The F165 is quad-band with HSDPA data communications, and while the speed is always welcome; it seems out of place in the F165, as the built-in Web browser really doesn't do the Web justice, even basic text based Web pages are both difficult to read and navigate. Content on the BigPond mobile Web portal is accessed quickly, including music that can be downloaded and played through the onboard media player. Alternatively music can be imported from your PC using the supplied software and a USB cable. The F165 supports Bluetooth 1.2.

Text messaging is a breeze with the massive keys and T9 predictive text software, similar to software used in Nokia phones. The F165 supports e-mails either using your BigPond e-mail address or alternative e-mail using POP3 or SMTP protocols. There's also a basic 2-megapixel camera onboard that takes reasonably good pictures without the assistance of a flash.

We really wish we could have "gone bush" with the F165 and tested out the reception of the Next G network. Deep within the concrete jungle the reception we experienced during calls was excellent, and the internal speaker was loud and clear.
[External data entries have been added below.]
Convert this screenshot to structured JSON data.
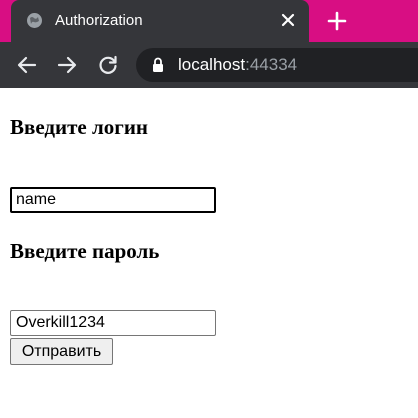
{
  "browser": {
    "tab": {
      "title": "Authorization",
      "favicon": "globe-icon",
      "close_icon": "close-icon"
    },
    "new_tab_icon": "plus-icon",
    "accent_color": "#d80e83",
    "toolbar": {
      "back_icon": "arrow-left-icon",
      "forward_icon": "arrow-right-icon",
      "reload_icon": "reload-icon",
      "lock_icon": "lock-icon",
      "url_host": "localhost",
      "url_port": ":44334"
    }
  },
  "form": {
    "login_heading": "Введите логин",
    "login_value": "name",
    "password_heading": "Введите пароль",
    "password_value": "Overkill1234",
    "submit_label": "Отправить"
  }
}
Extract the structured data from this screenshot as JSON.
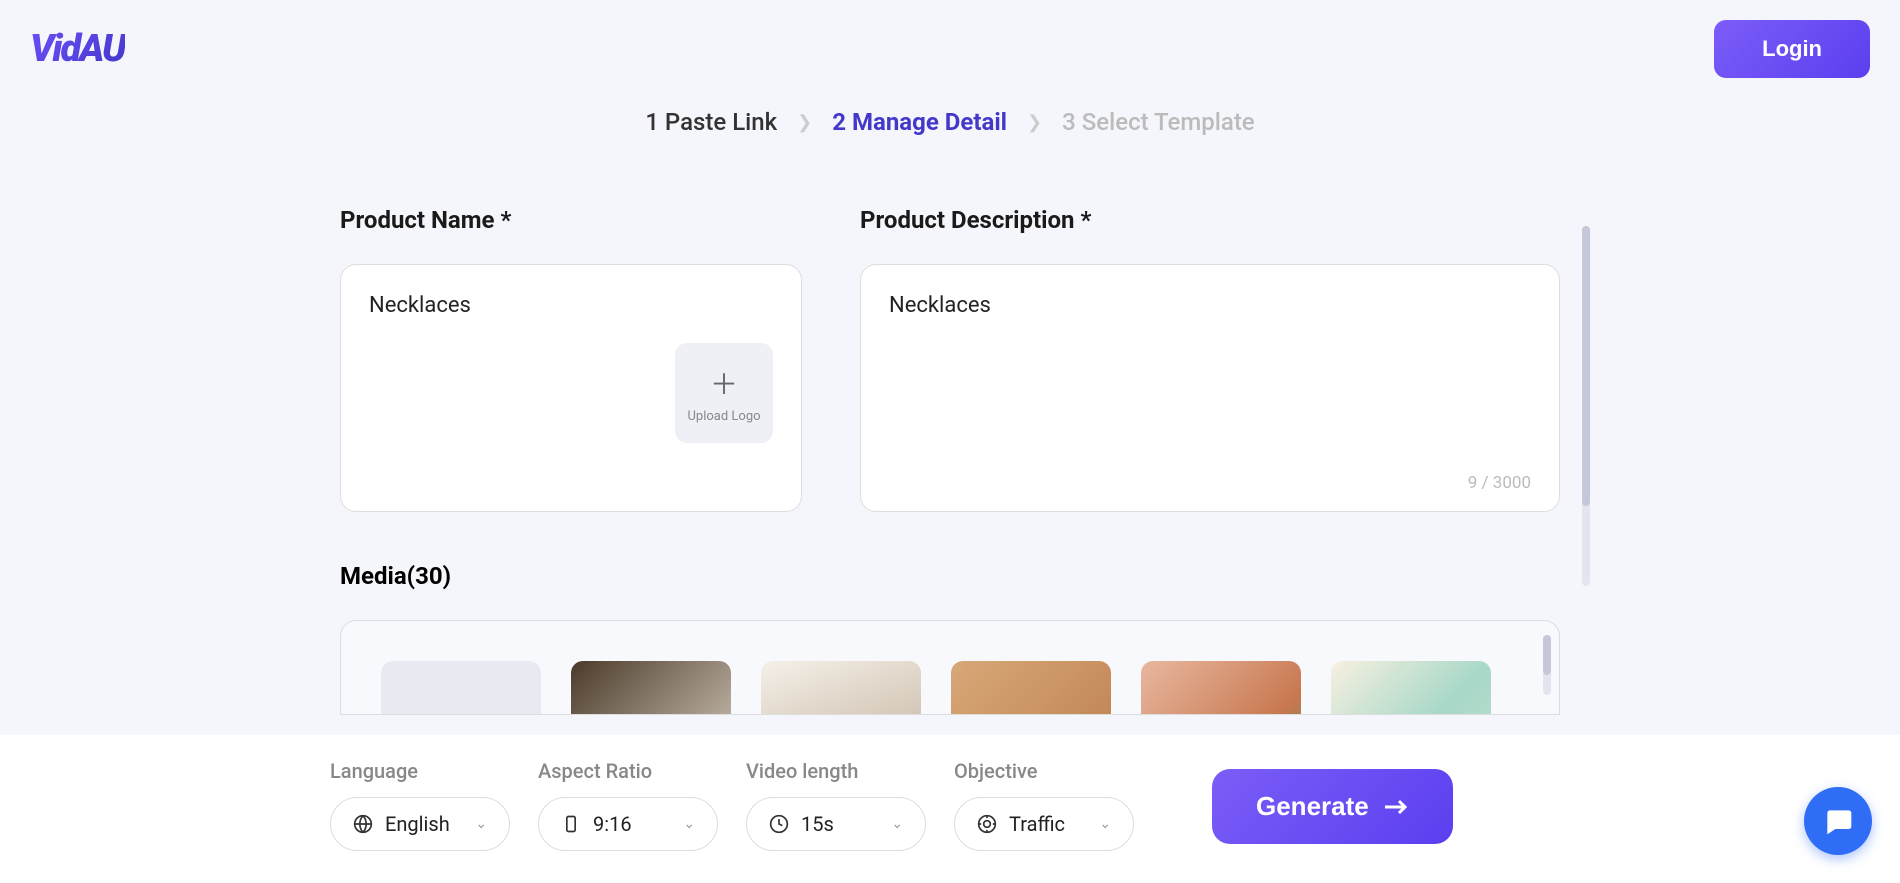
{
  "header": {
    "logo": "VidAU",
    "login_label": "Login"
  },
  "breadcrumb": {
    "step1": "1 Paste Link",
    "step2": "2 Manage Detail",
    "step3": "3 Select Template"
  },
  "form": {
    "product_name_label": "Product Name *",
    "product_name_value": "Necklaces",
    "upload_logo_label": "Upload Logo",
    "product_desc_label": "Product Description *",
    "product_desc_value": "Necklaces",
    "char_count": "9 / 3000",
    "media_label": "Media(30)"
  },
  "controls": {
    "language_label": "Language",
    "language_value": "English",
    "aspect_label": "Aspect Ratio",
    "aspect_value": "9:16",
    "length_label": "Video length",
    "length_value": "15s",
    "objective_label": "Objective",
    "objective_value": "Traffic",
    "generate_label": "Generate"
  }
}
After struggling with the Web browser we were surprised by how enjoyable watching Foxtel and BigPond TV is on the "country phone". The size of the screen doesn't lend itself to long sessions of indulging one's inner couch-potato, but for short bursts of news or sport the F165 is quite a handy mobile TV.

Battery life seems about average, three to four hours talk time and 10 days standby on the Next G network. Out of the ordinary is the five hours manufacturer ZTE estimate it takes to recharge the battery. This is probably a no-brainer for rural mobile users, but a car-charger seems a necessary purchase to be sure you always have a full charge.

In a fashion conscious industry, such as technology, it is refreshing to use a phone that is a phone first and a media accessory second. This phone isn't going to compete as an all-in-one multimedia monster, like the Nokia N95; although it's pertinent to mention the N95 in a review of the F165 as they are both part of an exclusive list of phones, known Blue Tick phones, tested by Telstra for superior reception in rural areas.

Obviously we're a pack of latte sipping city-slickers here at CNET (soy decaf lattes no less!) but we suspect the F165 will have strong appeal to people in rural areas of Australia, currently using Telstra's CDMA network, who will be forced to upgrade their handsets in the New Year.

The large keypad and ease of use of the "country phone" should find a market in the city too, for people who work outdoors and require sturdy handsets, and with older people who rate the useability of their mobile phone over the bells and whistles of the competition.